We asked the customer to come to the shop to see if he could duplicate the problem. We connected the scanner to the DLC connector to monitor the transmission range switch input. Part of diagnosing is listening and duplicating the customers driving habits. The customer got into the truck and slid the seat up, commenting that he was short and needed to be closer to the steering wheel. The vehicle started up and seemed to run perfectly, and the PRNDL display was illuminated. The customer then tilted the steering wheel down, again commenting that he needed to be close to the steering wheel.
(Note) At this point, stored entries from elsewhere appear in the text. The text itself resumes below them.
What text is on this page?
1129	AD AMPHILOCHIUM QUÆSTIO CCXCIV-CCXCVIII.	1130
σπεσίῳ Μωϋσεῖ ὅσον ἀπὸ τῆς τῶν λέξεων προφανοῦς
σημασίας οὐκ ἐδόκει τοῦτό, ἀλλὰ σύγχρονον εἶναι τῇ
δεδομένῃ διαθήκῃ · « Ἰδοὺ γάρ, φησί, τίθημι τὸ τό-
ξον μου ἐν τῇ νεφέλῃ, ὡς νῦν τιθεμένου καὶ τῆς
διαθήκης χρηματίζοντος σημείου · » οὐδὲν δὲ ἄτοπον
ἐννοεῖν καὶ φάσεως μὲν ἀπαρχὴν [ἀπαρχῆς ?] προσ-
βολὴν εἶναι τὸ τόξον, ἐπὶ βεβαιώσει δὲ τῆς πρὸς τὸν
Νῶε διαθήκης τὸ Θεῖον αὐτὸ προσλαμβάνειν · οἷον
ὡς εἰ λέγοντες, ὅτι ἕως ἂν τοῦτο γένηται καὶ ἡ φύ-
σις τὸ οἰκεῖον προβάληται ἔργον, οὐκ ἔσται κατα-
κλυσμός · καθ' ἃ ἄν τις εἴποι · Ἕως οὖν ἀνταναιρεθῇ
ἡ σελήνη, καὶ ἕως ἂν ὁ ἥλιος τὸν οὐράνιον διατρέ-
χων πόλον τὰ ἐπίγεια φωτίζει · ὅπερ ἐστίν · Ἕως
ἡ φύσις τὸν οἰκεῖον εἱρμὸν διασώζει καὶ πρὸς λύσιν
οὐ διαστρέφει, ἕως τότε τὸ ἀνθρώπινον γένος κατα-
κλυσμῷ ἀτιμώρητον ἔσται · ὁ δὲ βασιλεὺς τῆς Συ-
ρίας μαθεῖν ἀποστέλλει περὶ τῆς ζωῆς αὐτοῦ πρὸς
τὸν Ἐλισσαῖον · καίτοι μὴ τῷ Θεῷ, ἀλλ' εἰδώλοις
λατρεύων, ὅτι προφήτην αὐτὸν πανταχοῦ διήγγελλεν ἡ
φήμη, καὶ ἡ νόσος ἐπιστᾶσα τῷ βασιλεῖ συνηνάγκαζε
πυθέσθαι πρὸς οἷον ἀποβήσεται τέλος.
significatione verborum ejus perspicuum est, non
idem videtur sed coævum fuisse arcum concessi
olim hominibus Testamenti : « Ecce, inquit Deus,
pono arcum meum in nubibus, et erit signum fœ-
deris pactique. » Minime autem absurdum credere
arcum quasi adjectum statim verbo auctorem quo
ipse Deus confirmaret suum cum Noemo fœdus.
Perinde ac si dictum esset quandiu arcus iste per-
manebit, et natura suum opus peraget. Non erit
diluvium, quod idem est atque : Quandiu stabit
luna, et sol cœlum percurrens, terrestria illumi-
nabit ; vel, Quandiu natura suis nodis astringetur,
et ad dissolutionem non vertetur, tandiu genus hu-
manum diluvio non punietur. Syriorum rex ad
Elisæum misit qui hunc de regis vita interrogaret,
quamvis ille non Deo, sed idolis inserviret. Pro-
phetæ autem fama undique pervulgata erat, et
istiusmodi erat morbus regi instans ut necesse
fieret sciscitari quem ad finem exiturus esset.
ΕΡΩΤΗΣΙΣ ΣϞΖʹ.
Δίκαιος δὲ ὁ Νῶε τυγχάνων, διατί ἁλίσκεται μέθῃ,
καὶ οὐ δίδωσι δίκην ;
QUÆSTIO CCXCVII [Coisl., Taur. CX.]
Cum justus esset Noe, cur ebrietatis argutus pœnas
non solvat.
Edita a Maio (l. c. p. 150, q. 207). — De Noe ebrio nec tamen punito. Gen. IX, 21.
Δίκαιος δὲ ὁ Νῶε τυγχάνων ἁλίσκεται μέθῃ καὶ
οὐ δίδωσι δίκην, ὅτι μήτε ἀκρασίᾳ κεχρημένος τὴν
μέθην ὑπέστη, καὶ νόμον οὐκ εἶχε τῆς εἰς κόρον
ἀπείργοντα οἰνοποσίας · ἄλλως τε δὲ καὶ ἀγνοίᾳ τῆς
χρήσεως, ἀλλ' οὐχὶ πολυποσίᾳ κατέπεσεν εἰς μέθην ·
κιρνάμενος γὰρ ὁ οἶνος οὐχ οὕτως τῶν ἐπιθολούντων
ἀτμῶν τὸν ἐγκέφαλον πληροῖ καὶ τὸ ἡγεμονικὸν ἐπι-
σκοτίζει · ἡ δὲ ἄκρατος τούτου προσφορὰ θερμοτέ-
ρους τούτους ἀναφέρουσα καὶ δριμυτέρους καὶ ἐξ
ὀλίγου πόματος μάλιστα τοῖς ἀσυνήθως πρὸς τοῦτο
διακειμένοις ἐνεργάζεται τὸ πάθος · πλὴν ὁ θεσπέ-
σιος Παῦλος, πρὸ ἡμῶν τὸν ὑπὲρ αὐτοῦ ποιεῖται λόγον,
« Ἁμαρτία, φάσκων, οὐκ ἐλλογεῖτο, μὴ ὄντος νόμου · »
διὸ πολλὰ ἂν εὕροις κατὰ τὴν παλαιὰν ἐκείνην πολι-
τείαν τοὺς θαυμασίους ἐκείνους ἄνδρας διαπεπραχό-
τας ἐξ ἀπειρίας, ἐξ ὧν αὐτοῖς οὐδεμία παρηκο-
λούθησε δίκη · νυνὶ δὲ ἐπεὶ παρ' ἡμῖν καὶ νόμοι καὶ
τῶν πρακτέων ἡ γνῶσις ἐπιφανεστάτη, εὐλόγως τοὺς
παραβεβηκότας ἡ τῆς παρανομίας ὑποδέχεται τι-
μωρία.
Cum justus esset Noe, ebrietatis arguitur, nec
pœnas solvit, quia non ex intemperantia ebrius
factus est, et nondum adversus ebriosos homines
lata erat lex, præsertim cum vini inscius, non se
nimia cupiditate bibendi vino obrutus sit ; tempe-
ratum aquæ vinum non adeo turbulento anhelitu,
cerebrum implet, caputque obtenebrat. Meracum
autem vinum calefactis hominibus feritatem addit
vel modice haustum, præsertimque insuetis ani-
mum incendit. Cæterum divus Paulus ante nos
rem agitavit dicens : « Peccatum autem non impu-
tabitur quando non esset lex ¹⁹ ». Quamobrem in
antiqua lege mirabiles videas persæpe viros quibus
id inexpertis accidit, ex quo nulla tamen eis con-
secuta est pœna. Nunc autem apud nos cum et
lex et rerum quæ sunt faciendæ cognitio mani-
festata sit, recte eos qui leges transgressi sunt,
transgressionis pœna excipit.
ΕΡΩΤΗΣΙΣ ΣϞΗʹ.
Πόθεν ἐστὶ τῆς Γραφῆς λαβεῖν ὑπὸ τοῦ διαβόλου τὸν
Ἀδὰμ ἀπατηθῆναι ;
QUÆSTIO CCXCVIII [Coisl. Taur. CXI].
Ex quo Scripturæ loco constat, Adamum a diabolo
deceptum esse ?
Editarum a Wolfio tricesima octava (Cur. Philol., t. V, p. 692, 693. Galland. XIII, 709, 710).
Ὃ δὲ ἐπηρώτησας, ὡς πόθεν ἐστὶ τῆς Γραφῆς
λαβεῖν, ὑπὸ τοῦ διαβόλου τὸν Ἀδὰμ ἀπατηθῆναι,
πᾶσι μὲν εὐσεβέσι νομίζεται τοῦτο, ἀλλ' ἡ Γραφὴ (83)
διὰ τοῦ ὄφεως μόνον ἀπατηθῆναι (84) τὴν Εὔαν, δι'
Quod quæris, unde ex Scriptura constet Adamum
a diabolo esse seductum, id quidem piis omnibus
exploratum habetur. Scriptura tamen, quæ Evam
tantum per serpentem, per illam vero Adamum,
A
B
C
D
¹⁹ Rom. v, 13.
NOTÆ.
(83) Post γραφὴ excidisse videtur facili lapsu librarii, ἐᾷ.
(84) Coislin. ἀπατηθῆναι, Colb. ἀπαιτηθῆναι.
As soon as the customer tilted the steering wheel down, the PRNDL display went blank, and the transmission would not engage into gear. While monitoring the transmission range switch, the scanner momentarily lost the transmission range switch input, and then it reappeared. This was an indication of a TCM power or ground loss. This was good news. We had duplicated the “no move at times” concern, and we had an idea of where to go to correct this concern.

TCM Power and Grounds:

The first step to our diagnostic routine would be to monitor the power and grounds going to the TCM while moving the tilt wheel up and down. With our DVOM back probed into TCM connector pin #66 (Figure 1) (batt +), we moved the tilt wheel up and down to see if there was a change in the battery voltage going to the TCM. There was no change. We then back probed into TCM pin #35 (run/crank/ignition 1, figure 2) and moved the tilt wheel up and down. During the tilt wheel movement, we noticed that the voltage going to TCM pin #35 would drop off intermittently, causing the TCM to go offline. Problem Found and Repaired: After verifying the power drop on TCM pin #35, we disassembled the steering column and found the ignition switch was starting to come apart. We replaced the ignition switch (Figure 3) and reassembled the column. We rechecked the transmission operation while moving the tilt wheel through its ranges. The transmission worked perfectly. We continued to check the transmission operation throughout the day, and each time the transmission worked perfectly during tilt wheel operation. We returned the vehicle to the customer, and he has been driving around for the last month with no problems.

Well, there you have it. We fixed another one. With a little bit of patience and the ability to duplicate and diagnose the concern, you should have no problem “Keeping Those Trannys Rolling” down the road.